Sevet jeta un regard méprisant à Luet. « Qu’est-ce que c’est que ça ? Vous vous occupez d’orphelines, maintenant ?

— Sa mère était une sainte femme, Sevya. Tu as déjà entendu prononcer le nom de Luet, j’imagine ? »

Sevet rougit brusquement. « Je vous demande pardon », souffla-t-elle.

Luet ne sut comment répondre : elle était effectivement orpheline et ne devait donc pas montrer que l’insulte de Sevet l’avait offensée.

Rasa lui évita de se creuser la tête. « Je vais considérer que l’une a demandé pardon et que l’autre l’a accordé ; maintenant, nous pouvons entamer notre conversation sur un ton plus civil.

— Bien sûr, dit Sevet. Mais comprenez que je viens directement de chez mon père.

— À en juger par la grossièreté de tes manières, j’imaginais bien que tu avais passé au moins une heure avec lui.

— Il enrage, le pauvre. Et comment en serait-il autrement, alors que sa propre compagne répand d’horribles mensonges sur lui ?

— Le pauvre, en effet, répondit tante Rasa. Je m’étonne néanmoins que la loque qui lui sert de compagne ait le courage de s’élever contre lui – ou assez d’esprit pour inventer un mensonge, d’ailleurs. Mais que dit-elle donc ?

— Mais non ! Je parlais de vous, évidemment, Mère, pas de sa compagne actuelle ! Personne n’y pense, à elle !

— Allons, étant donné que j’ai rompu il y a quinze ans le contrat de ce cher Gabya, il ne peut tout de même pas exiger que je m’abstienne de dire la vérité sur lui.

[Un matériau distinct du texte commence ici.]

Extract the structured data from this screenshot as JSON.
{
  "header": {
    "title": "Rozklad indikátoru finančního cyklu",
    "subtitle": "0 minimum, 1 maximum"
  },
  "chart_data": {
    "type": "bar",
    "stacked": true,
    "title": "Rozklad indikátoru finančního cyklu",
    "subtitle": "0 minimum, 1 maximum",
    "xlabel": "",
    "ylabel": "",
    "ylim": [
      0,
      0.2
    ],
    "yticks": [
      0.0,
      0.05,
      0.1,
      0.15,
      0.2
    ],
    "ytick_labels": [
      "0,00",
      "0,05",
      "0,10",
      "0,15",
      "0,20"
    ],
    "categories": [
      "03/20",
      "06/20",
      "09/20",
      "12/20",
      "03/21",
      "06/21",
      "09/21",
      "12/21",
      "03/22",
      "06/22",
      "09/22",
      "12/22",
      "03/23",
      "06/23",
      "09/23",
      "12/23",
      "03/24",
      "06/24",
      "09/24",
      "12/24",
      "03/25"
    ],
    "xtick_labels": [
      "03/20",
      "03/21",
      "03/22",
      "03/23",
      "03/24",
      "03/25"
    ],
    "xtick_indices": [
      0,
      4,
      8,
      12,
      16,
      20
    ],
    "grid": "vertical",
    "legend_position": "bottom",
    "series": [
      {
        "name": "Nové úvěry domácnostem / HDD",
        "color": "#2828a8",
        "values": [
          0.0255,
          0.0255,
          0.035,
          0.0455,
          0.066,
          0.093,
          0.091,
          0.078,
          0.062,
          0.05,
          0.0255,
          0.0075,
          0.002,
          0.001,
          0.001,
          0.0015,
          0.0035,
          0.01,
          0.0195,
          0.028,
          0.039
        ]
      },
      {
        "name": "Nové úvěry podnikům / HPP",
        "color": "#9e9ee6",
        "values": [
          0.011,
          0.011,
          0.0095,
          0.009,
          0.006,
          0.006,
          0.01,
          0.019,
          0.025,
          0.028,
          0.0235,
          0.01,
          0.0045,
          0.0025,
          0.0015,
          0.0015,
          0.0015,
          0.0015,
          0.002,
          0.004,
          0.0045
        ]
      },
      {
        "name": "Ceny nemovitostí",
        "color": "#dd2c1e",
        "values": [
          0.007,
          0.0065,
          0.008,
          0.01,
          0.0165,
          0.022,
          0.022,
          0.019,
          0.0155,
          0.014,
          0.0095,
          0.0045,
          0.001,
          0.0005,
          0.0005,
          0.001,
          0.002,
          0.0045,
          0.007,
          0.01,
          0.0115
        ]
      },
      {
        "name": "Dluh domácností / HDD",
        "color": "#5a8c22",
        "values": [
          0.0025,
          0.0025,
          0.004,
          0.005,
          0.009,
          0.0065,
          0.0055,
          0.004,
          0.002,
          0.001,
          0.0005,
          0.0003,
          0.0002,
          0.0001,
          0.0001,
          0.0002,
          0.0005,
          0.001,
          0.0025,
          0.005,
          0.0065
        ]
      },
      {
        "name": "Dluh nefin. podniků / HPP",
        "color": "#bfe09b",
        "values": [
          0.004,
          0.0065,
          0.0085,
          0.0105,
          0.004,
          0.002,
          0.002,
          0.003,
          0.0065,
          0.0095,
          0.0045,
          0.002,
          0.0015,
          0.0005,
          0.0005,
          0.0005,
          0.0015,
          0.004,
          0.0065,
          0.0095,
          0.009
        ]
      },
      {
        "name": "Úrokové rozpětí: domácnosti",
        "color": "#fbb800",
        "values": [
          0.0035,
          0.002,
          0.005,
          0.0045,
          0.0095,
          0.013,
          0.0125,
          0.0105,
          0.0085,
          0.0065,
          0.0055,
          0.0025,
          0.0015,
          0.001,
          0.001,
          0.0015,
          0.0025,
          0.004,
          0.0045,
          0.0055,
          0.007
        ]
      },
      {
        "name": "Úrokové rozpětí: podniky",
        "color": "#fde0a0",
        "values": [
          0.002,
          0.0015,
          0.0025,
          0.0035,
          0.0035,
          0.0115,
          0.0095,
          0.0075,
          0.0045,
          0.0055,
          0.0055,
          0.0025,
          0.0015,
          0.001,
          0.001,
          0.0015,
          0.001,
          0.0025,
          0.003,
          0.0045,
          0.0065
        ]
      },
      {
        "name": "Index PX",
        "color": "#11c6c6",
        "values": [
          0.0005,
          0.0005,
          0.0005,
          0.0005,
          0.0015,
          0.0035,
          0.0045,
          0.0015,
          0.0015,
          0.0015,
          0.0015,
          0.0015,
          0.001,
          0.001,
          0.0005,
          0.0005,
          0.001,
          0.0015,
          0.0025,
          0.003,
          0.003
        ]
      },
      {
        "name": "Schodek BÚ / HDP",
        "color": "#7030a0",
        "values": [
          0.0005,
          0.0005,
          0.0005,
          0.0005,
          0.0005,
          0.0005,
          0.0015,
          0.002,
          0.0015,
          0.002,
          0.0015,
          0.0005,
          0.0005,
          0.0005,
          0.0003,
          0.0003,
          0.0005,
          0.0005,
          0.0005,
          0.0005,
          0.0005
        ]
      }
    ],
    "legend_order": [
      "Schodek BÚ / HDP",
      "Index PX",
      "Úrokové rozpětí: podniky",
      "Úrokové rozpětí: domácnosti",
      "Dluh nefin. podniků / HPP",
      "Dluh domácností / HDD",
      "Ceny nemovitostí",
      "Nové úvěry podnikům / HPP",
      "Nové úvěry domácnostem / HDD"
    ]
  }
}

— Mère, vous êtes impossible !

— Je ne suis jamais impossible. Je m’autorise tout au plus à être parfois légèrement improbable.

— Vous êtes la mère des deux filles de Père, toutes deux plus qu’un peu célèbres ; ce sont les plus célèbres de tous vos enfants, et pour des motifs honorables, même si Korya n’en est qu’à ses débuts et qu’elle n’a pas encore sorti un seul myachik…

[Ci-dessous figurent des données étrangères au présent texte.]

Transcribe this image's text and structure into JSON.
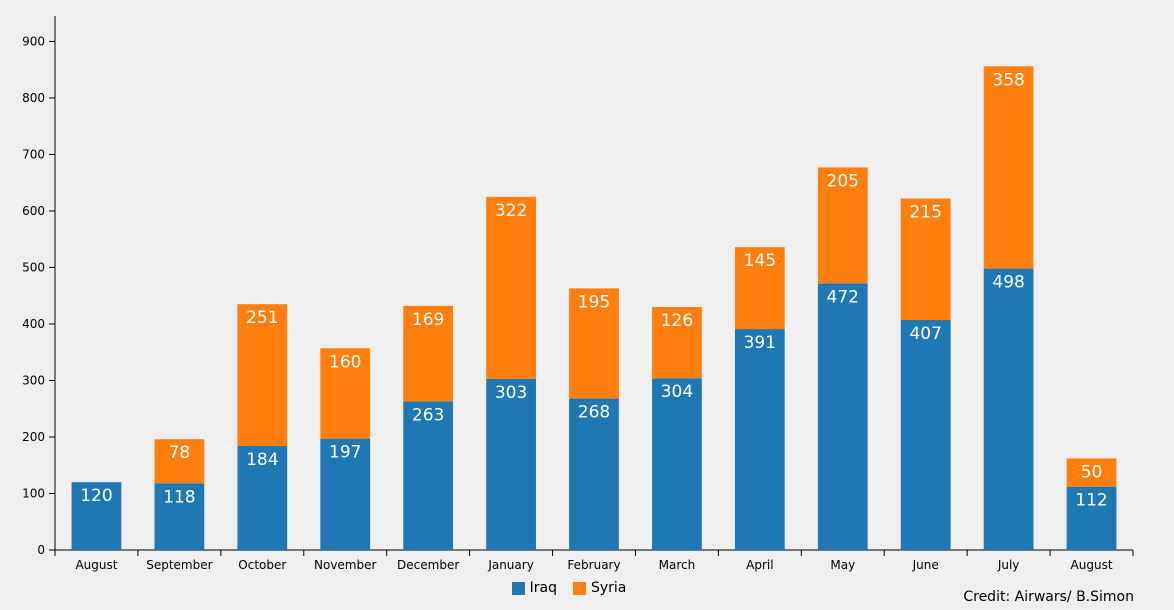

— Épargne-moi tes histoires de rivalité avec ta sœur, je te prie.

— Ce n’est que de son point de vue qu’il y a rivalité, Mère ; moi, la lenteur de ses débuts de chanteuse ne me préoccupe pas. Pour une soprano lyrique, c’est toujours plus difficile de se faire remarquer : il y en a tellement qu’il faut être une sœur bien loyale pour la distinguer des autres.

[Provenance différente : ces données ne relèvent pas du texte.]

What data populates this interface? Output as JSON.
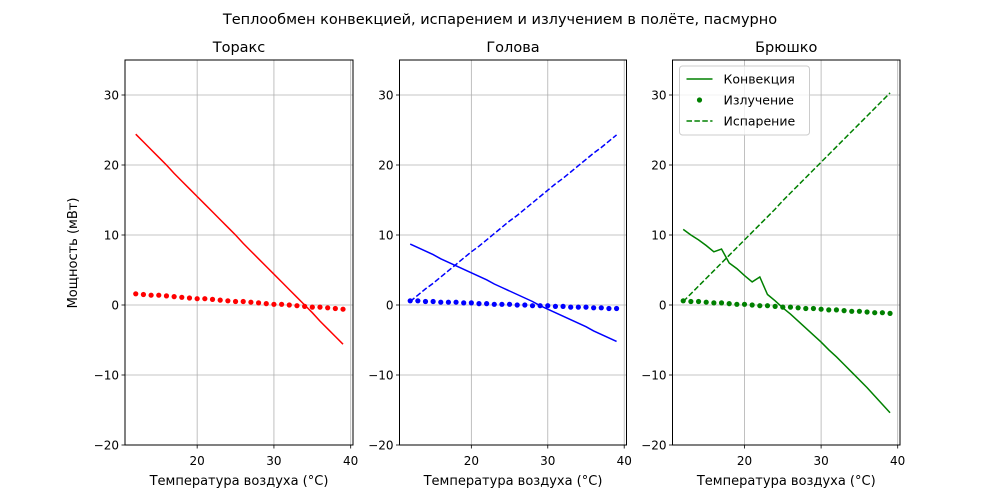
{
  "figure": {
    "suptitle": "Теплообмен конвекцией, испарением и излучением в полёте, пасмурно",
    "ylabel": "Мощность (мВт)",
    "legend": {
      "convection": "Конвекция",
      "radiation": "Излучение",
      "evaporation": "Испарение"
    }
  },
  "chart_data": [
    {
      "type": "line",
      "title": "Торакс",
      "xlabel": "Температура воздуха (°C)",
      "ylabel": "Мощность (мВт)",
      "xlim": [
        10.6,
        40.3
      ],
      "ylim": [
        -20,
        35
      ],
      "xticks": [
        20,
        30,
        40
      ],
      "yticks": [
        -20,
        -10,
        0,
        10,
        20,
        30
      ],
      "grid": true,
      "color": "#ff0000",
      "x": [
        12,
        13,
        14,
        15,
        16,
        17,
        18,
        19,
        20,
        21,
        22,
        23,
        24,
        25,
        26,
        27,
        28,
        29,
        30,
        31,
        32,
        33,
        34,
        35,
        36,
        37,
        38,
        39
      ],
      "series": [
        {
          "name": "Конвекция",
          "style": "solid",
          "values": [
            24.4,
            23.3,
            22.2,
            21.1,
            20.0,
            18.8,
            17.7,
            16.6,
            15.5,
            14.4,
            13.3,
            12.2,
            11.1,
            10.0,
            8.8,
            7.7,
            6.6,
            5.5,
            4.4,
            3.3,
            2.2,
            1.1,
            0.0,
            -1.1,
            -2.3,
            -3.4,
            -4.5,
            -5.6
          ]
        },
        {
          "name": "Излучение",
          "style": "dots",
          "values": [
            1.6,
            1.5,
            1.4,
            1.4,
            1.3,
            1.2,
            1.1,
            1.0,
            0.9,
            0.9,
            0.8,
            0.7,
            0.6,
            0.5,
            0.5,
            0.4,
            0.3,
            0.2,
            0.1,
            0.1,
            0.0,
            -0.1,
            -0.2,
            -0.3,
            -0.3,
            -0.4,
            -0.5,
            -0.6
          ]
        }
      ]
    },
    {
      "type": "line",
      "title": "Голова",
      "xlabel": "Температура воздуха (°C)",
      "xlim": [
        10.6,
        40.3
      ],
      "ylim": [
        -20,
        35
      ],
      "xticks": [
        20,
        30,
        40
      ],
      "yticks": [
        -20,
        -10,
        0,
        10,
        20,
        30
      ],
      "grid": true,
      "color": "#0000ff",
      "x": [
        12,
        13,
        14,
        15,
        16,
        17,
        18,
        19,
        20,
        21,
        22,
        23,
        24,
        25,
        26,
        27,
        28,
        29,
        30,
        31,
        32,
        33,
        34,
        35,
        36,
        37,
        38,
        39
      ],
      "series": [
        {
          "name": "Конвекция",
          "style": "solid",
          "values": [
            8.7,
            8.2,
            7.7,
            7.2,
            6.6,
            6.1,
            5.6,
            5.1,
            4.6,
            4.1,
            3.6,
            3.0,
            2.5,
            2.0,
            1.5,
            1.0,
            0.5,
            -0.1,
            -0.6,
            -1.1,
            -1.6,
            -2.1,
            -2.6,
            -3.1,
            -3.7,
            -4.2,
            -4.7,
            -5.2
          ]
        },
        {
          "name": "Излучение",
          "style": "dots",
          "values": [
            0.6,
            0.6,
            0.5,
            0.5,
            0.4,
            0.4,
            0.4,
            0.3,
            0.3,
            0.2,
            0.2,
            0.1,
            0.1,
            0.1,
            0.0,
            0.0,
            -0.1,
            -0.1,
            -0.1,
            -0.2,
            -0.2,
            -0.3,
            -0.3,
            -0.3,
            -0.4,
            -0.4,
            -0.5,
            -0.5
          ]
        },
        {
          "name": "Испарение",
          "style": "dashed",
          "values": [
            0.5,
            1.4,
            2.3,
            3.1,
            4.0,
            4.9,
            5.8,
            6.7,
            7.6,
            8.4,
            9.3,
            10.2,
            11.1,
            12.0,
            12.8,
            13.7,
            14.6,
            15.5,
            16.4,
            17.3,
            18.1,
            19.0,
            19.9,
            20.8,
            21.7,
            22.5,
            23.4,
            24.3
          ]
        }
      ]
    },
    {
      "type": "line",
      "title": "Брюшко",
      "xlabel": "Температура воздуха (°C)",
      "xlim": [
        10.6,
        40.3
      ],
      "ylim": [
        -20,
        35
      ],
      "xticks": [
        20,
        30,
        40
      ],
      "yticks": [
        -20,
        -10,
        0,
        10,
        20,
        30
      ],
      "grid": true,
      "legend_position": "upper left",
      "color": "#008000",
      "x": [
        12,
        13,
        14,
        15,
        16,
        17,
        18,
        19,
        20,
        21,
        22,
        23,
        24,
        25,
        26,
        27,
        28,
        29,
        30,
        31,
        32,
        33,
        34,
        35,
        36,
        37,
        38,
        39
      ],
      "series": [
        {
          "name": "Конвекция",
          "style": "solid",
          "values": [
            10.8,
            10.0,
            9.3,
            8.5,
            7.6,
            8.0,
            6.0,
            5.2,
            4.2,
            3.3,
            4.0,
            1.5,
            0.6,
            -0.4,
            -1.3,
            -2.3,
            -3.3,
            -4.3,
            -5.3,
            -6.4,
            -7.4,
            -8.5,
            -9.6,
            -10.7,
            -11.8,
            -13.0,
            -14.2,
            -15.4
          ]
        },
        {
          "name": "Излучение",
          "style": "dots",
          "values": [
            0.6,
            0.5,
            0.5,
            0.4,
            0.3,
            0.3,
            0.2,
            0.1,
            0.1,
            0.0,
            -0.1,
            -0.1,
            -0.2,
            -0.3,
            -0.3,
            -0.4,
            -0.5,
            -0.5,
            -0.6,
            -0.7,
            -0.7,
            -0.8,
            -0.9,
            -0.9,
            -1.0,
            -1.1,
            -1.1,
            -1.2
          ]
        },
        {
          "name": "Испарение",
          "style": "dashed",
          "values": [
            0.5,
            1.6,
            2.7,
            3.8,
            4.9,
            6.0,
            7.1,
            8.2,
            9.3,
            10.4,
            11.5,
            12.6,
            13.7,
            14.9,
            16.0,
            17.1,
            18.2,
            19.3,
            20.4,
            21.5,
            22.6,
            23.7,
            24.8,
            25.9,
            27.0,
            28.1,
            29.2,
            30.3
          ]
        }
      ]
    }
  ]
}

— Tu as raison, et je te donne toujours à mes nièces comme un exemple de loyauté. »

Un instant, Sevet rayonna ; puis elle s’aperçut que sa mère se moquait d’elle, et elle se rembrunit. « Vous êtes vraiment trop désagréable avec moi !

— Si ton père t’a envoyée pour me persuader de retirer mes remarques sur les événements de ce matin, tu peux lui dire que je sais de source indubitable ce qu’il projetait, et que s’il ne cesse pas de raconter partout que Wetchik méditait de l’assassiner, je présenterai mes preuves devant le conseil, moi, et le ferai bannir !

— Je ne peux… je ne peux pas dire ça à Père ! bredouilla Sevet.

— Alors, ne le lui dis pas, reprit tante Rasa. Il aura la surprise quand j’agirai.